WI: Henry VI of House Lancaster Not Insane

Interesting observations. I've often heard that with more stable times and better economic conditions, Henry VI could have reigned reasonably well..

Well, in times requiring less from the monarch, even if he was a hopeless loser it wouldn't be as harmful.

Speaking as someone who thinks Henry VI was a hopeless loser, no offense to anyone in this thread.
 
As a monarch, he pretty much was. It is worth remembering though that he founded both Eton College and King's College, Cambridge with its world-famous chapel, so left a significant and creditable legacy in that way.
 
As a monarch, he pretty much was. It is worth remembering though that he founded both Eton College and King's College, Cambridge with its world-famous chapel, so left a significant and creditable legacy in that way.

This is true. That has to count for something.
 
Henry VI

Are we assuming that a sane Henry VI would have made an effective ruler? Possibly not. With regards to France, I think that Normandy is pretty much impossible to hold at this point.
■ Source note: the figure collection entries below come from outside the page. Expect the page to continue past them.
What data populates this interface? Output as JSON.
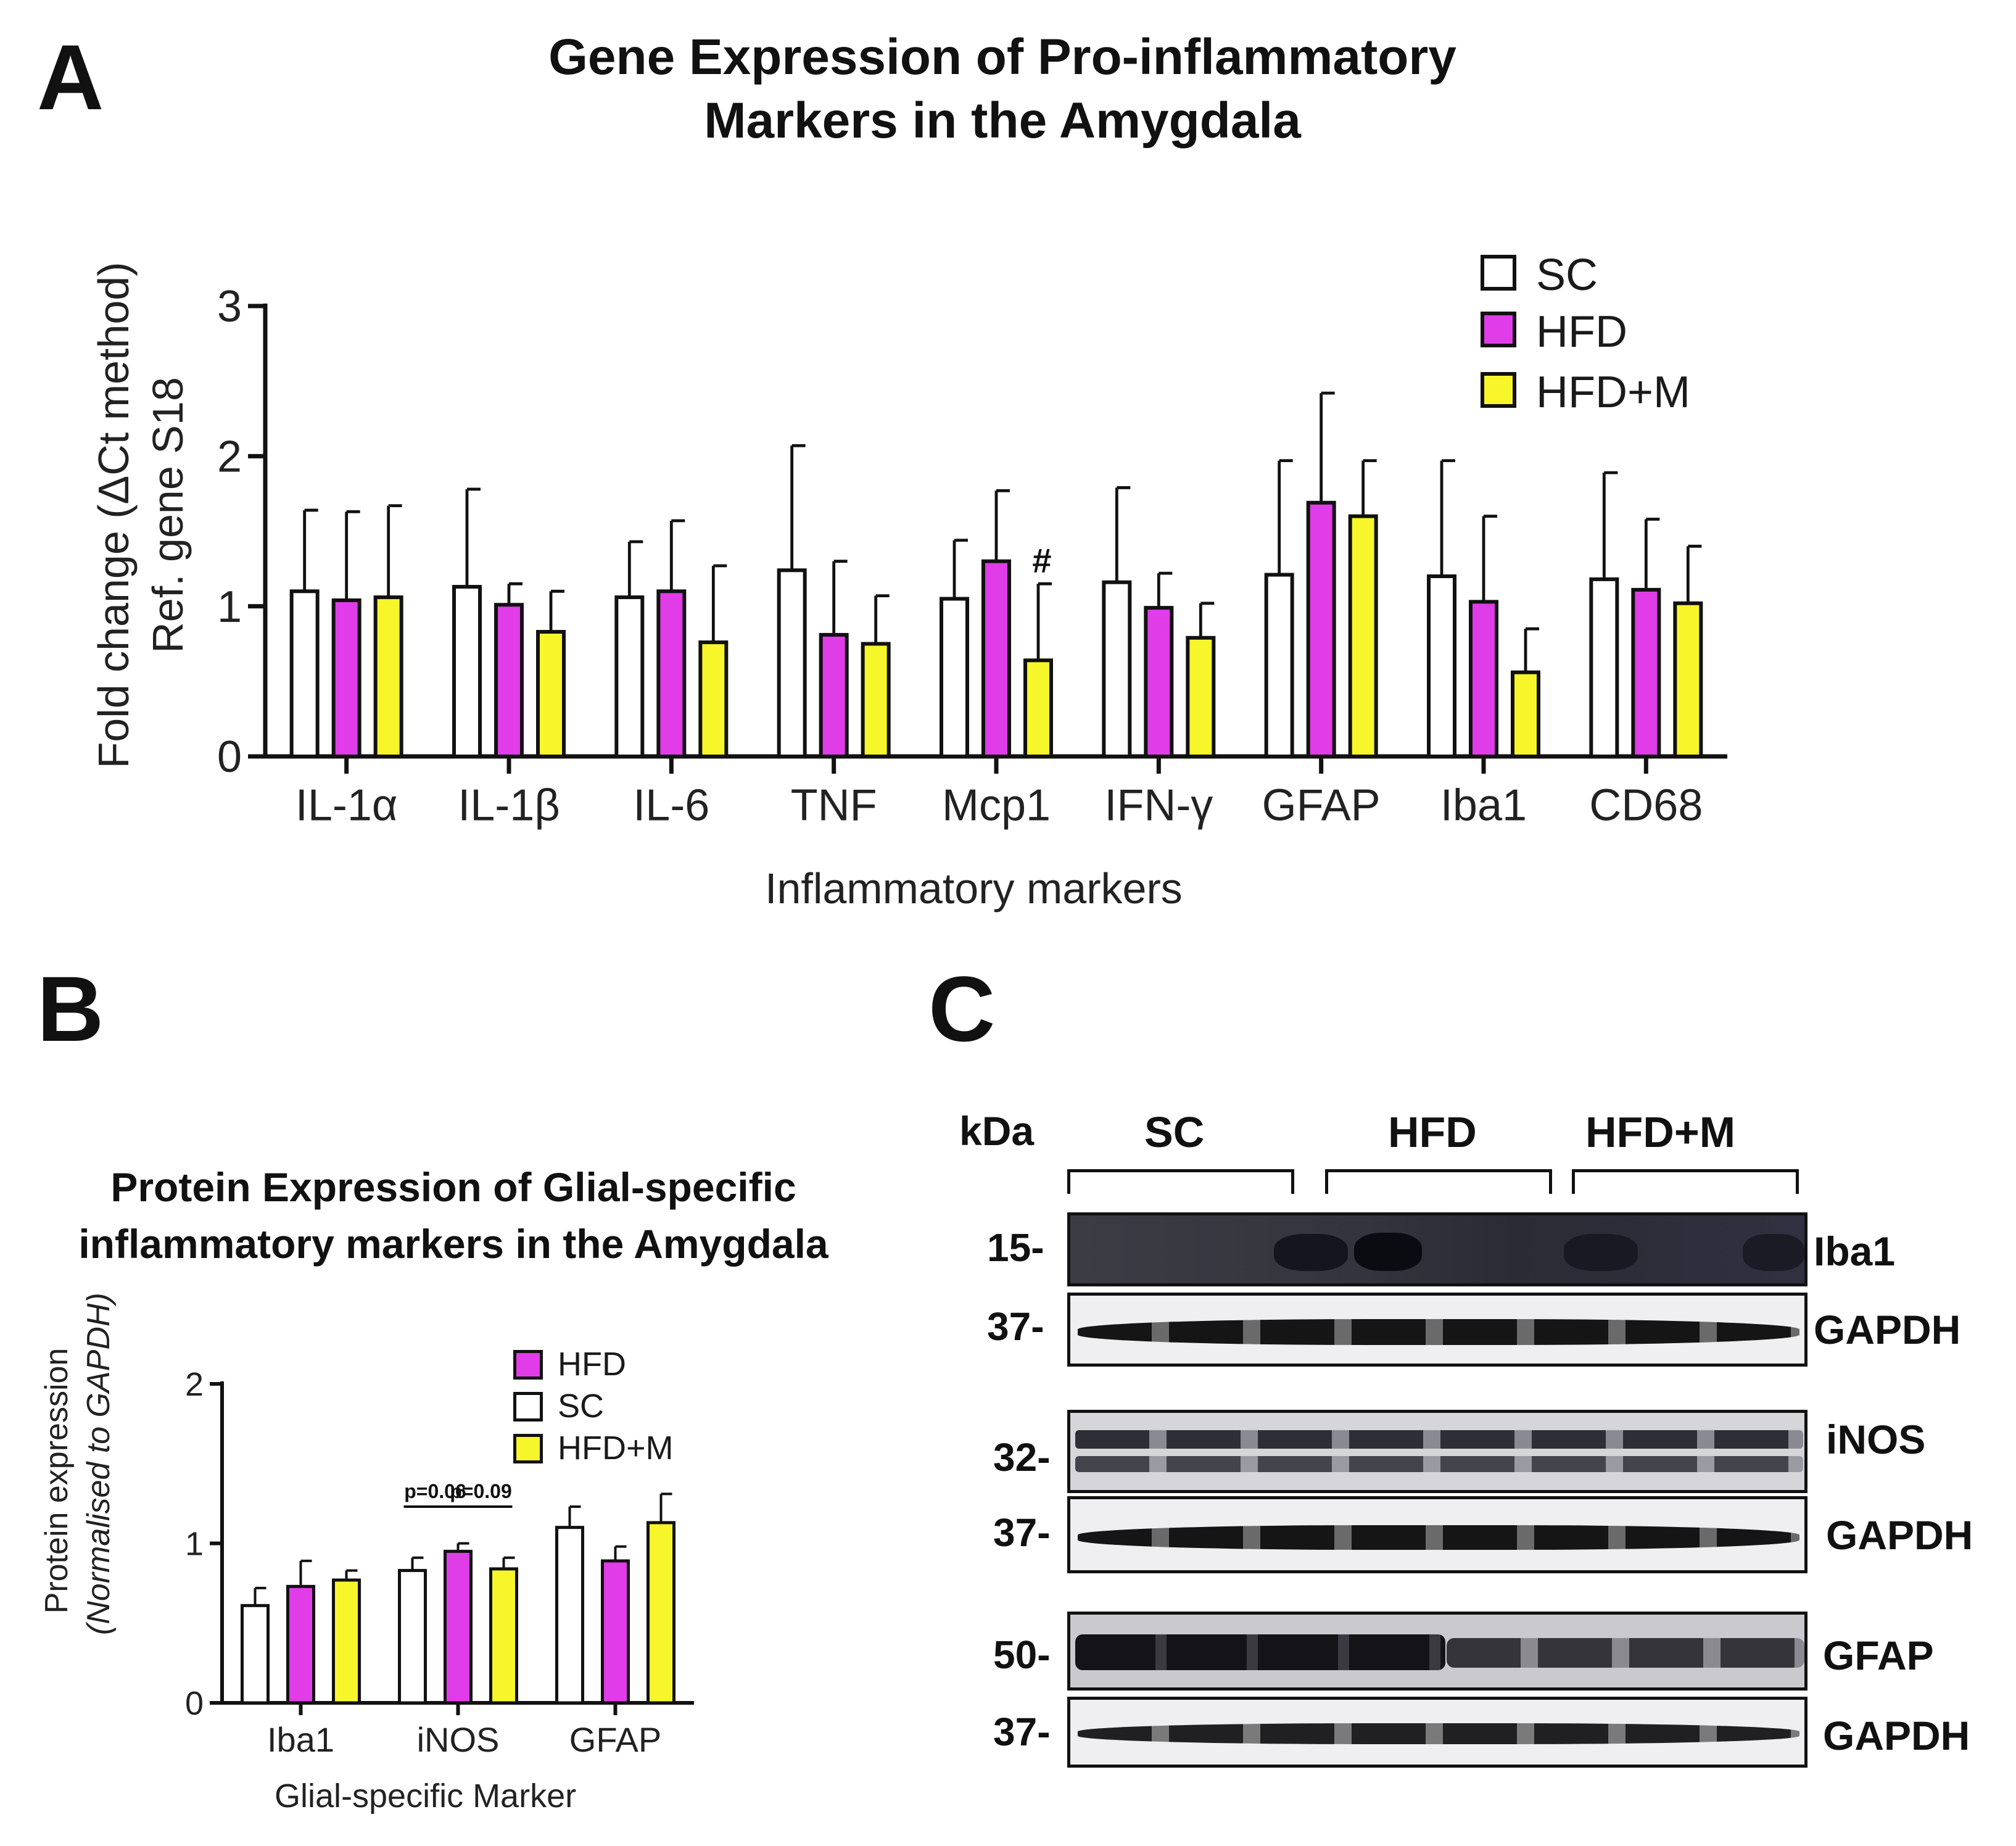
{
  "panelA": {
    "letter": "A",
    "title_line1": "Gene Expression of Pro-inflammatory",
    "title_line2": "Markers in the Amygdala",
    "ylabel_line1": "Fold change (ΔCt  method)",
    "ylabel_line2": "Ref. gene S18",
    "xlabel": "Inflammatory markers",
    "legend": [
      {
        "label": "SC",
        "color": "#ffffff"
      },
      {
        "label": "HFD",
        "color": "#e03ce8"
      },
      {
        "label": "HFD+M",
        "color": "#f6f62a"
      }
    ],
    "annotation": "#"
  },
  "panelB": {
    "letter": "B",
    "title_line1": "Protein Expression of Glial-specific",
    "title_line2": "inflammatory markers in the Amygdala",
    "ylabel_line1": "Protein expression",
    "ylabel_line2": "(Normalised to GAPDH)",
    "xlabel": "Glial-specific Marker",
    "legend": [
      {
        "label": "HFD",
        "color": "#e03ce8"
      },
      {
        "label": "SC",
        "color": "#ffffff"
      },
      {
        "label": "HFD+M",
        "color": "#f6f62a"
      }
    ],
    "pvalues": [
      "p=0.06",
      "p=0.09"
    ]
  },
  "panelC": {
    "letter": "C",
    "kda_label": "kDa",
    "groups": [
      "SC",
      "HFD",
      "HFD+M"
    ],
    "blots": [
      {
        "kda": "15-",
        "protein": "Iba1"
      },
      {
        "kda": "37-",
        "protein": "GAPDH"
      },
      {
        "kda": "32-",
        "protein": "iNOS"
      },
      {
        "kda": "37-",
        "protein": "GAPDH"
      },
      {
        "kda": "50-",
        "protein": "GFAP"
      },
      {
        "kda": "37-",
        "protein": "GAPDH"
      }
    ]
  },
  "chart_data": [
    {
      "type": "bar",
      "title": "Gene Expression of Pro-inflammatory Markers in the Amygdala",
      "xlabel": "Inflammatory markers",
      "ylabel": "Fold change (ΔCt method) Ref. gene S18",
      "ylim": [
        0,
        3
      ],
      "yticks": [
        0,
        1,
        2,
        3
      ],
      "categories": [
        "IL-1α",
        "IL-1β",
        "IL-6",
        "TNF",
        "Mcp1",
        "IFN-γ",
        "GFAP",
        "Iba1",
        "CD68"
      ],
      "series": [
        {
          "name": "SC",
          "color": "#ffffff",
          "values": [
            1.1,
            1.13,
            1.06,
            1.24,
            1.05,
            1.16,
            1.21,
            1.2,
            1.18
          ],
          "errors": [
            0.54,
            0.65,
            0.37,
            0.83,
            0.39,
            0.63,
            0.76,
            0.77,
            0.71
          ]
        },
        {
          "name": "HFD",
          "color": "#e03ce8",
          "values": [
            1.04,
            1.01,
            1.1,
            0.81,
            1.3,
            0.99,
            1.69,
            1.03,
            1.11
          ],
          "errors": [
            0.59,
            0.14,
            0.47,
            0.49,
            0.47,
            0.23,
            0.73,
            0.57,
            0.47
          ]
        },
        {
          "name": "HFD+M",
          "color": "#f6f62a",
          "values": [
            1.06,
            0.83,
            0.76,
            0.75,
            0.64,
            0.79,
            1.6,
            0.56,
            1.02
          ],
          "errors": [
            0.61,
            0.27,
            0.51,
            0.32,
            0.51,
            0.23,
            0.37,
            0.29,
            0.38
          ]
        }
      ],
      "annotations": [
        {
          "category": "Mcp1",
          "series": "HFD+M",
          "text": "#"
        }
      ]
    },
    {
      "type": "bar",
      "title": "Protein Expression of Glial-specific inflammatory markers in the Amygdala",
      "xlabel": "Glial-specific Marker",
      "ylabel": "Protein expression (Normalised to GAPDH)",
      "ylim": [
        0,
        2
      ],
      "yticks": [
        0,
        1,
        2
      ],
      "categories": [
        "Iba1",
        "iNOS",
        "GFAP"
      ],
      "series": [
        {
          "name": "SC",
          "color": "#ffffff",
          "values": [
            0.61,
            0.83,
            1.1
          ],
          "errors": [
            0.11,
            0.08,
            0.13
          ]
        },
        {
          "name": "HFD",
          "color": "#e03ce8",
          "values": [
            0.73,
            0.95,
            0.89
          ],
          "errors": [
            0.16,
            0.05,
            0.09
          ]
        },
        {
          "name": "HFD+M",
          "color": "#f6f62a",
          "values": [
            0.77,
            0.84,
            1.13
          ],
          "errors": [
            0.06,
            0.07,
            0.18
          ]
        }
      ],
      "annotations": [
        {
          "between": [
            "SC",
            "HFD"
          ],
          "category": "iNOS",
          "text": "p=0.06"
        },
        {
          "between": [
            "HFD",
            "HFD+M"
          ],
          "category": "iNOS",
          "text": "p=0.09"
        }
      ]
    }
  ]
}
The Normans had been very well integrated into the French kingdom and any popular discontent there would have been strongly supported by France.
 
Gascony should be possible, however. The Gascons, by contrast, do feel "English" in the sense subjects of the Kingdom of England.
 
Henry VI

Gascony should be possible, however. The Gascons, by contrast, do feel "English" in the sense subjects of the Kingdom of England.
By that time there were pro French and pro English factions in Gascony. My feeling is that English rule there was pretty much doomed, due to economic and geographic factors.
 
By that time there were pro French and pro English factions in Gascony. My feeling is that English rule there was pretty much doomed, due to economic and geographic factors.

Geographic factors yes. Economic, no. The English faction in Gascony was largely based around the middle class and those who depended on them. When Gascony was associated with England, it made far more money than when it was associated with France - the French taxed Gascon products into the ground, and the Gascons generally did better off sea-trade than land-trade anyway. People forget that, in 1450 when the Gascons sent a letter to Henry begging him to return with an army to chase away the French and reassert his rule there (which is genuinely how the final English campaign in Gascony started; it wasn't an English idea) that that letter was written by several powerful Gascon merchants. The Gascon middle class frankly were Englishmen abroad, they made so much money from England that they hated French rule.
 
Henry VI

Geographic factors yes. Economic, no. The English faction in Gascony was largely based around the middle class and those who depended on them. When Gascony was associated with England, it made far more money than when it was associated with France - the French taxed Gascon products into the ground, and the Gascons generally did better off sea-trade than land-trade anyway. People forget that, in 1450 when the Gascons sent a letter to Henry begging him to return with an army to chase away the French and reassert his rule there (which is genuinely how the final English campaign in Gascony started; it wasn't an English idea) that that letter was written by several powerful Gascon merchants. The Gascon middle class frankly were Englishmen abroad, they made so much money from England that they hated French rule.
I was thinking more in terms of what happened when Edward the Black Prince and his wife Joan of Kent actually set up residence in Gascony, and attempted to rule more or less independently. The result was high taxes, disastrous foreign policy, and eventually Edward returned to England a sick and broken man.
 
I have been nursing a speculation that Henry VI's insanity was not in fact hereditary. It is hard to think that that of his grandfather Charles VI was not, as Charles's mother Joanna of Bourbon, her father Peter I of same and his father Louis I ditto are all reported as being mentally unstable. Four consecutive generations of insanity seems unlikely to be coincidence. However, of the children of Louis I (who as far as I can see was the first sufferer, I can't find that any of his immediate ancestors were afflicted) who were sane, so were their children. Ditto the children of Peter I. And of Joanna. And of Charles VI himself.

With the one exception of his daughter Catherine, mother of course of Henry VI. The fact that the insanity appears never to have skipped a generation before suggests to me that it couldn't; that it was a gene you either inherited or didn't, in the inscrutable process of recombination. And if you didn't inherit it and so were sane yourself, naturally you could not pass it on.

Catherine of Valois died at a relatively young 35. Not much is known about her life and it is speculated that mental illness contributed to her death. Either way, I consider the Tudor boys, Edmund and Jasper lucky to have avoided the illness.
 
Catherine of Valois died at a relatively young 35. Not much is known about her life and it is speculated that mental illness contributed to her death. Either way, I consider the Tudor boys, Edmund and Jasper lucky to have avoided the illness.
But it manifested on Henry VIII..
 
No War of the Roses and the greatest loss to our time is no Shakesperian "Richard III", but a Henry VI parts 1 and 2 as sequels to Henry V.
t's very likely that welose the War of the Roses, and 'Richard III'. However, OTL's Shakespeare did write Henry VI, Paarts 1, 2 and 3!

There's unlikely to be three of the things if there's no Richard of York, Edward IV and the malevolent hunchback that is Shakespeare's Richard of Gloucester to spice up the plot. That is assuming we get Shakespeare at all.